With the state government suddenly sitting on a surplus of $125 million, about 2 percent of the state budget, there was the inevitable cry for tax cuts or for sending part of the money back in tiny checks to lots of taxpayers.
Gov. Huckabee mentioned tax cuts first, co-opting the idea in case it gets a head of steam. But first, he wants to set the current surplus aside for a rainy day and consider tax cuts only if the cash gets so deep at the Capitol that the state can’t find a good use for it.
Huckabee is seasoned enough now that he knows that all the money, and more, will be needed before the cock crows thrice. Nine years ago, fresh in office, he didn’t. The booming Clinton economy was pulling cash into government treasuries everywhere and Huckabee wanted to establish his reputation as a tax cutter. The legislature in 1997 obliged although with a progressive income tax-cut plan left behind by his predecessor, Jim Guy Tucker.
Since then, it’s all been tax increases, mainly sales taxes and motor fuel taxes paid by working people. The net result of nine years of tax fiddling is that the load on working families is just a little heavier, that on the rich a trifle lighter. Another cycle of tax cuts and increases will shift the burden even more. That is the inevitable part.
It was inevitable, too, that the tax-cut boomlet would be launched in the name of economic development and the creation of jobs. A ranking House Republican said the revenue binge was a good time to cut business taxes. The big automobile plants that Arkansas has been chasing for years keeps going elsewhere, the latest to Canada, where workers are better educated and enjoy cradle-to-grave health insurance. So, as the theory goes, the secret to enticing them to Arkansas is reducing the heavy taxes on corporations.
If the burden of Arkansas history proves only one thing, it is the nonsense of that notion. That low taxes produce business growth and high taxes stymie it has been the central premise of Arkansas politics since 1874, when the bourbon Democrats tossed out the tax-and-borrow Republicans at the end of Reconstruction and took over the government uncontested for 100 years. For the first quarter-century, each legislature and governor tried to outdo their predecessors in cutting taxes or making arrangements for tax assessments to be kept low, so as to put out a welcome to out-of-state investors and keep the railroads, utilities and big farmers from leaving for greener pastures.

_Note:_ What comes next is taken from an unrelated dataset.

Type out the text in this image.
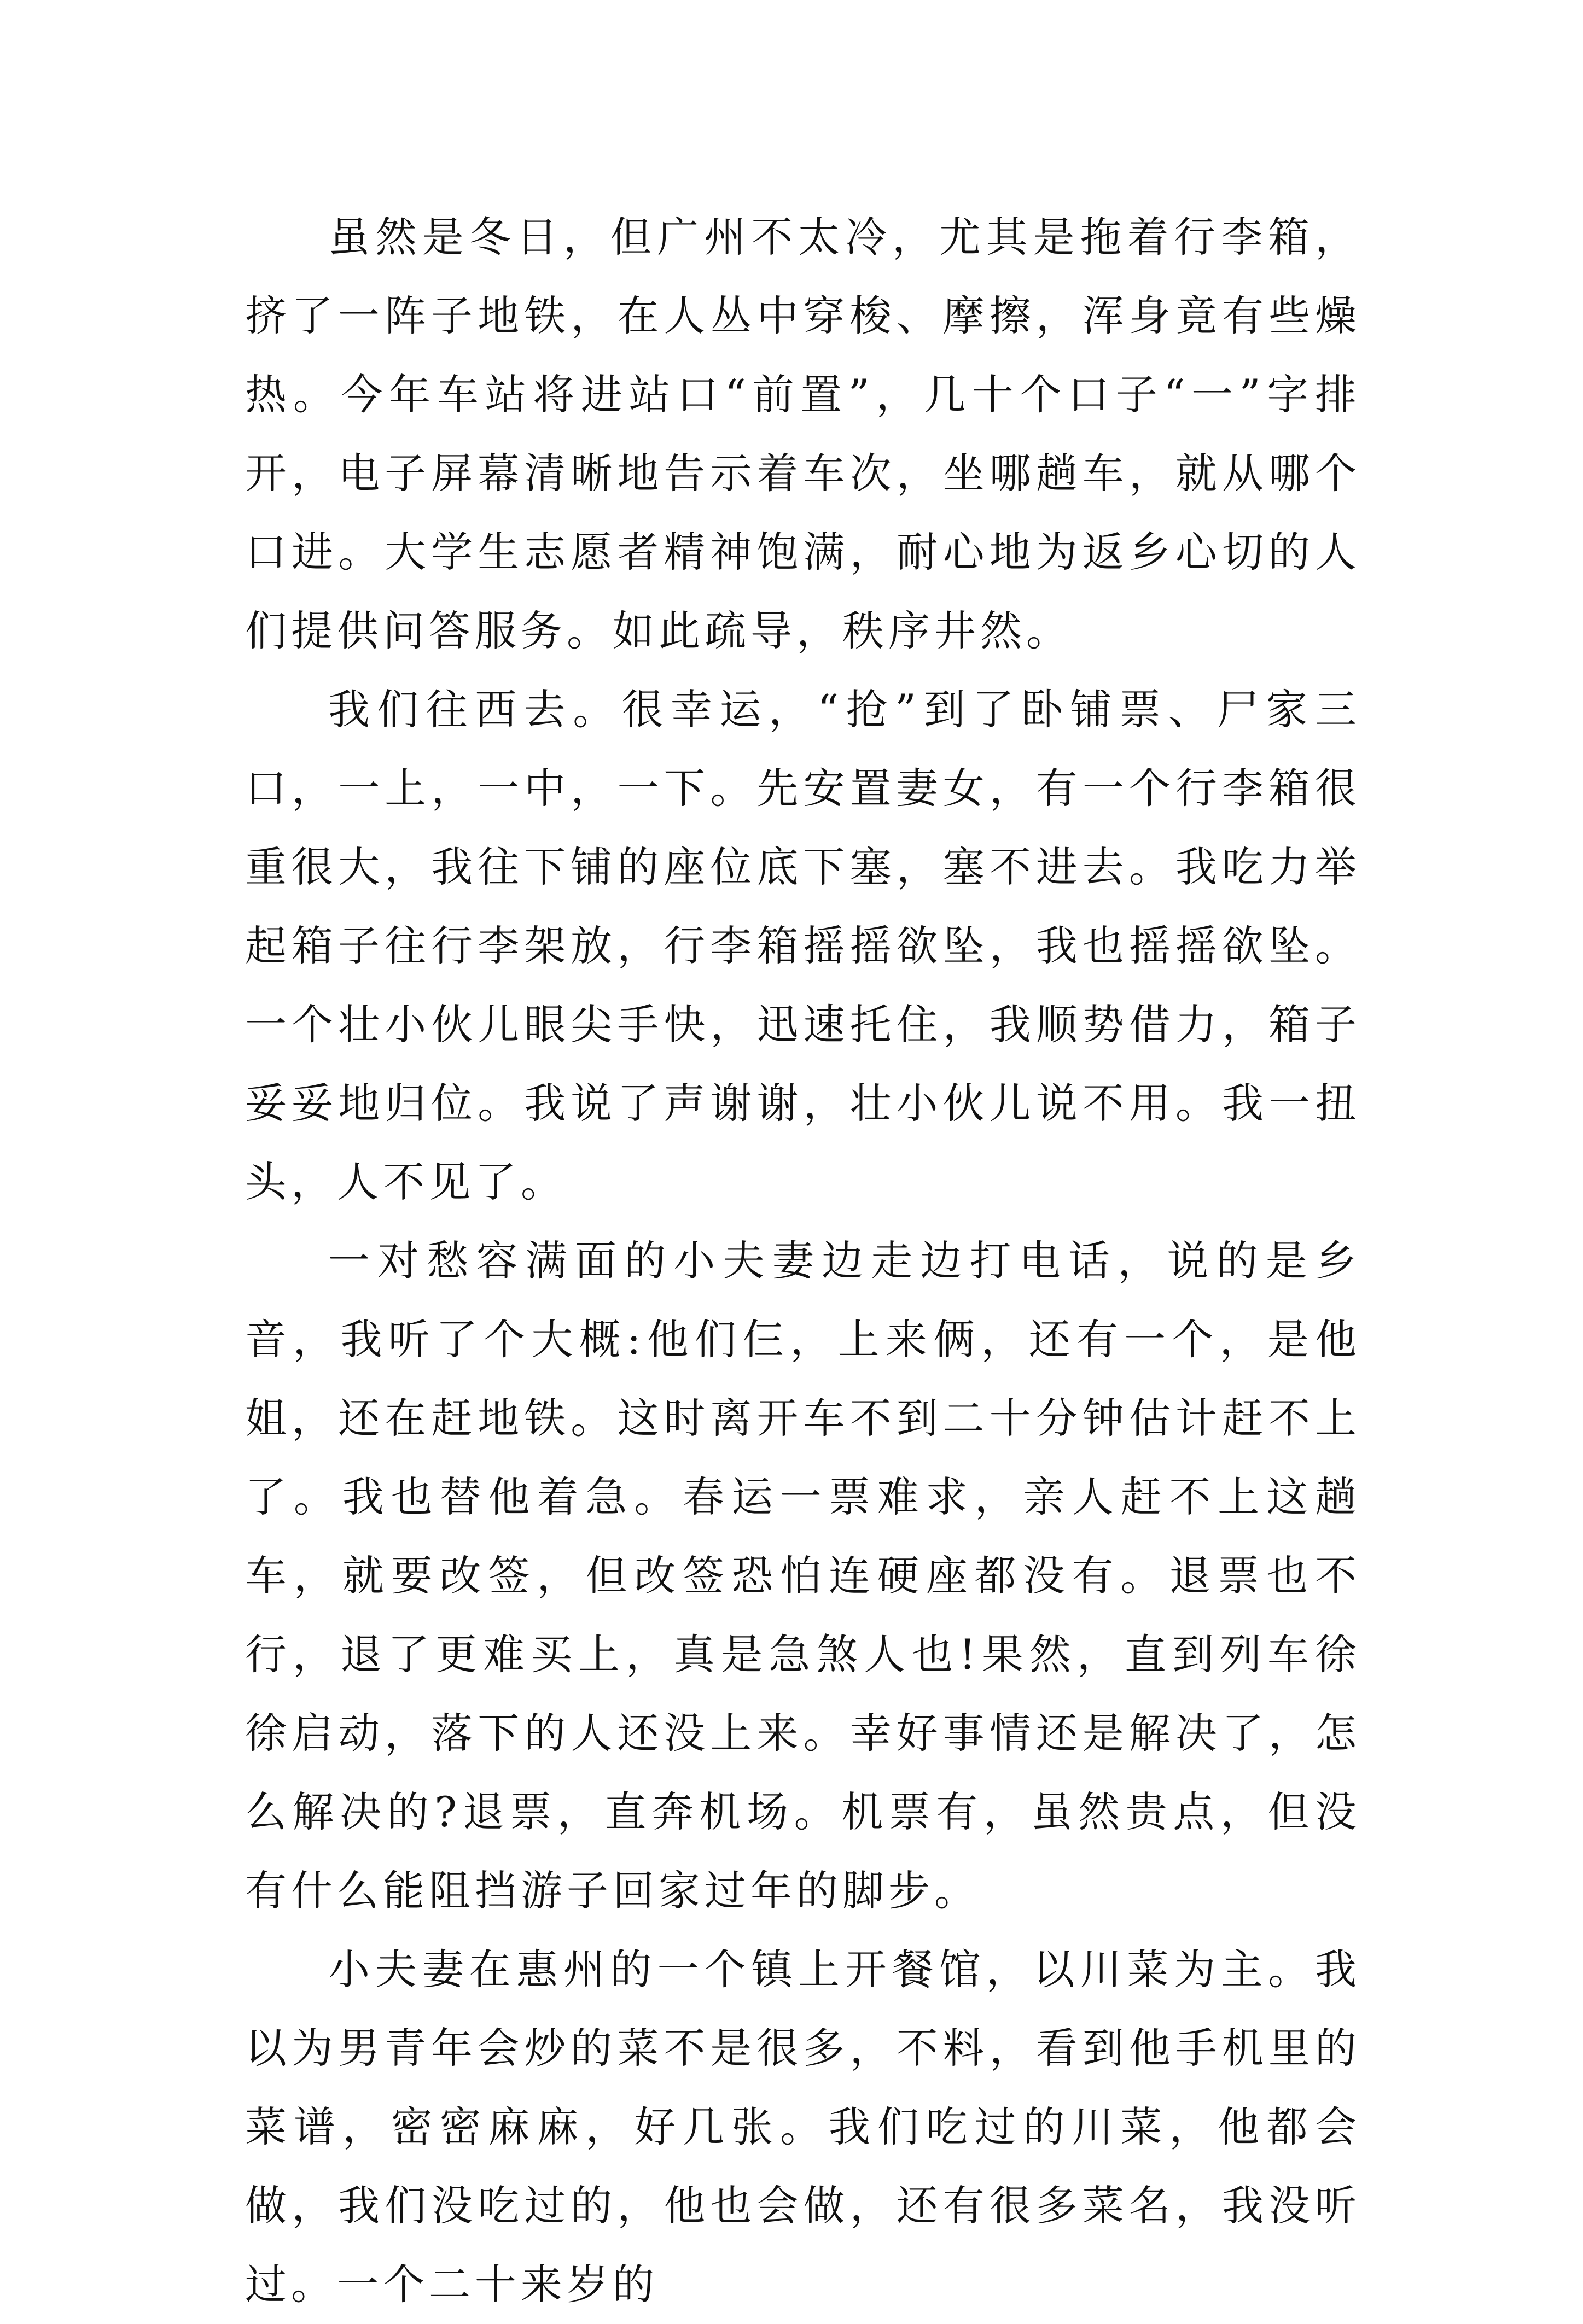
虽然是冬日，但广州不太冷，尤其是拖着行李箱，挤了一阵子地铁，在人丛中穿梭、摩擦，浑身竟有些燥热。今年车站将进站口“前置”，几十个口子“一”字排开，电子屏幕清晰地告示着车次，坐哪趟车，就从哪个口进。大学生志愿者精神饱满，耐心地为返乡心切的人们提供问答服务。如此疏导，秩序井然。

我们往西去。很幸运，“抢”到了卧铺票、尸家三口，一上，一中，一下。先安置妻女，有一个行李箱很重很大，我往下铺的座位底下塞，塞不进去。我吃力举起箱子往行李架放，行李箱摇摇欲坠，我也摇摇欲坠。一个壮小伙儿眼尖手快，迅速托住，我顺势借力，箱子妥妥地归位。我说了声谢谢，壮小伙儿说不用。我一扭头，人不见了。

一对愁容满面的小夫妻边走边打电话，说的是乡音，我听了个大概:他们仨，上来俩，还有一个，是他姐，还在赶地铁。这时离开车不到二十分钟估计赶不上了。我也替他着急。春运一票难求，亲人赶不上这趟车，就要改签，但改签恐怕连硬座都没有。退票也不行，退了更难买上，真是急煞人也!果然，直到列车徐徐启动，落下的人还没上来。幸好事情还是解决了，怎么解决的?退票，直奔机场。机票有，虽然贵点，但没有什么能阻挡游子回家过年的脚步。

小夫妻在惠州的一个镇上开餐馆，以川菜为主。我以为男青年会炒的菜不是很多，不料，看到他手机里的菜谱，密密麻麻，好几张。我们吃过的川菜，他都会做，我们没吃过的，他也会做，还有很多菜名，我没听过。一个二十来岁的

For virtually the whole wretched span of a century after the bourbon takeover, politicians promised a renaissance as soon as manufacturers saw how friendly Arkansas was with its invisible taxes and union-free workers. Sure enough, for the full century and longer Arkansas had the lowest state and local taxes in the United States — absolutely the lowest.

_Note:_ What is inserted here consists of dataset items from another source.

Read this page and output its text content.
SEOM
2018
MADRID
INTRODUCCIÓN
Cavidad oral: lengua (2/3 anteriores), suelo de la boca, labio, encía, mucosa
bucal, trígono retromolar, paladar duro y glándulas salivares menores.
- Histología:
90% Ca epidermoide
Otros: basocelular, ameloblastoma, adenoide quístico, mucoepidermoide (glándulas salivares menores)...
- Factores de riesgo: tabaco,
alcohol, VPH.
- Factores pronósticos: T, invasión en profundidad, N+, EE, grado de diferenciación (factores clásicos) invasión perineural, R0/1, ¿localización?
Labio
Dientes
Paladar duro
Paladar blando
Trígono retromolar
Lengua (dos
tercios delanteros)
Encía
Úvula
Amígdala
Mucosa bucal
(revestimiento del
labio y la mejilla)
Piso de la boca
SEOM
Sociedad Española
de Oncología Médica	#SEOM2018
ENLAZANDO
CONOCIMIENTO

In the mid-1930s, the Franklin Roosevelt administration was incensed because the federal government was carrying almost the entire burden of providing relief for this one state, and it threatened to cut off federal assistance if Arkansas did not raise and do something for its people. The result was the first penny of sales tax on necessities and a few liquor taxes.
If low taxes were so vital to American business, Arkansas would have been the most industrialized state in the United States by World War II. But it was the least. Year after year and decade after decade, per-capita incomes were the lowest or next to lowest in the nation.

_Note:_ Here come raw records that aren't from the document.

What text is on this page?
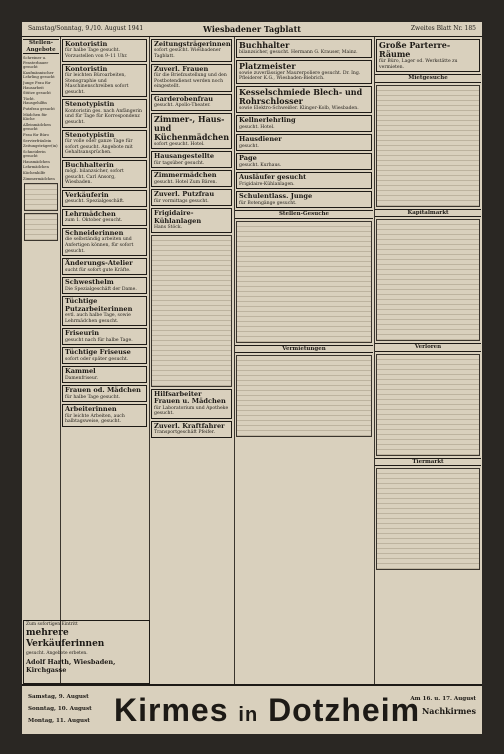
Samstag/Sonntag, 9./10. August 1941	Wiesbadener Tagblatt	Zweites Blatt Nr. 185
Stellen-Angebote

Schreiner u. Fensterbauer gesucht

Kaufmännischer Lehrling gesucht

Junge Frau für Hausarbeit

Stütze gesucht

Tücht. Hausgehilfin

Putzfrau gesucht

Mädchen für Küche

Alleinmädchen gesucht

Frau für Büro

Servierfräulein

Zeitungsträger(in)

Schneiderin gesucht

Hausmädchen

Lehrmädchen

Küchenhilfe

Zimmermädchen

Kontoristin
für halbe Tage gesucht. Vorzustellen von 9–11 Uhr.
Kontoristin
für leichten Büroarbeiten, Stenographie und Maschinenschreiben sofort gesucht.
Stenotypistin
Kontoristin ges. nach Anfängerin und für Tage für Korrespondenz gesucht.
Stenotypistin
für volle oder ganze Tage für sofort gesucht. Angebote mit Gehaltsansprüchen.
Buchhalterin
mögl. bilanzsicher, sofort gesucht. Carl Ansorg, Wiesbaden.
Verkäuferin
gesucht. Spezialgeschäft.
Lehrmädchen
zum 1. Oktober gesucht.
Schneiderinnen
die selbständig arbeiten und Anfertigen können, für sofort gesucht.
Änderungs-Atelier
sucht für sofort gute Kräfte.
Schwesthelm
Die Spezialgeschäft der Dame.
Tüchtige Putzarbeiterinnen
evtl. auch halbe Tage, sowie Lehrmädchen gesucht.
Friseurin
gesucht nach für halbe Tage.
Tüchtige Friseuse
sofort oder später gesucht.
Kammel
Damenfriseur.
Frauen od. Mädchen
für halbe Tage gesucht.
Arbeiterinnen
für leichte Arbeiten, auch halbtagsweise, gesucht.
Zeitungsträgerinnen
sofort gesucht. Wiesbadener Tagblatt.
Zuverl. Frauen
für die Briefzustellung und den Postbotendienst werden noch eingestellt.
Garderobenfrau
gesucht. Apollo-Theater.
Zimmer-, Haus- und Küchenmädchen
sofort gesucht. Hotel.
Hausangestellte
für tagsüber gesucht.
Zimmermädchen
gesucht. Hotel Zum Bären.
Zuverl. Putzfrau
für vormittags gesucht.
Frigidaire-Kühlanlagen
Hans Stöck.
Hilfsarbeiter Frauen u. Mädchen
für Laboratorium und Apotheke gesucht.
Zuverl. Kraftfahrer
Transportgeschäft Pfeifer.
Buchhalter
bilanzsicher, gesucht. Hermann G. Krauser, Mainz.
Platzmeister
sowie zuverlässiger Maurerpoliere gesucht. Dr. Ing. Pfleiderer K.G., Wiesbaden-Biebrich.
Kesselschmiede Blech- und Rohrschlosser
sowie Elektro-Schweißer. Klinger-Kolb, Wiesbaden.
Kellnerlehrling
gesucht. Hotel.
Hausdiener
gesucht.
Page
gesucht. Kurhaus.
Ausläufer gesucht
Frigidaire-Kühlanlagen.
Schulentlass. Junge
für Botengänge gesucht.
Stellen-Gesuche
Vermietungen
Große Parterre-Räume
für Büro, Lager od. Werkstätte zu vermieten.
Mietgesuche
Kapitalmarkt
Verloren
Tiermarkt
Zum sofortigen Eintritt
mehrere Verkäuferinnen
gesucht. Angebote erbeten.
Adolf Harth, Wiesbaden, Kirchgasse
Samstag, 9. August
Sonntag, 10. August
Montag, 11. August Kirmes in Dotzheim
Am 16. u. 17. August
Nachkirmes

From time to time, a governor — Donaghey, McRae, McMath, Bumpers, Clinton — without the benefit of a federal threat would get a little tax through the legislature to pay for schools or tuberculosis sanatoria, but it rarely lifted Arkansas to next-to-last in per-capita tax burden. Industry and high-wage jobs went to states that taxed and built great educational programs, universities and infrastructures.
In 1965, after Orval E. Faubus raised a few taxes, Arkansas ranked 50th in state and local taxes, $159 per person a year. By 1975, after Winthrop Rockefeller and Dale Bumpers had persuaded the legislature to raise a few taxes, Arkansas was 50th.
In 1978, as Bill Clinton was taking office, Arkansas ranked 50th, only 62.3 percent of the national average. Taxes with an initial impact on business, regardless of whether business passed them on to consumers, accounted for 27.6 percent of all taxes in the state, a percentage that had been declining since the mid-1950s and that would continue to fall for the next 25 years.
Clinton raised taxes for education, sales taxes for schools and a corporate income tax for colleges, which was followed by a surge in manufacturing growth. For a time, Arkansas led the states in creation of manufacturing jobs. Go figure.
But by 1996, after the Clinton era had ended and Mike Huckabee was installed, Census Bureau figures showed that, yep, Arkansas taxes were again 50th. When measured against the ability to pay, the state ranked 44th.
Under Mike Huckabee, Arkansas has moved up quite a few notches on state and local taxes per person (wait until his opponents in the presidential race in 2008 get hold of that!). Industrial jobs are vanishing and jobs and median incomes aren’t rising, but at least Huckabee can boast that the balance of the country is doing no better and lots of it worse.
He has learned that when you run a low-tax state, cutting taxes is something you only talk about.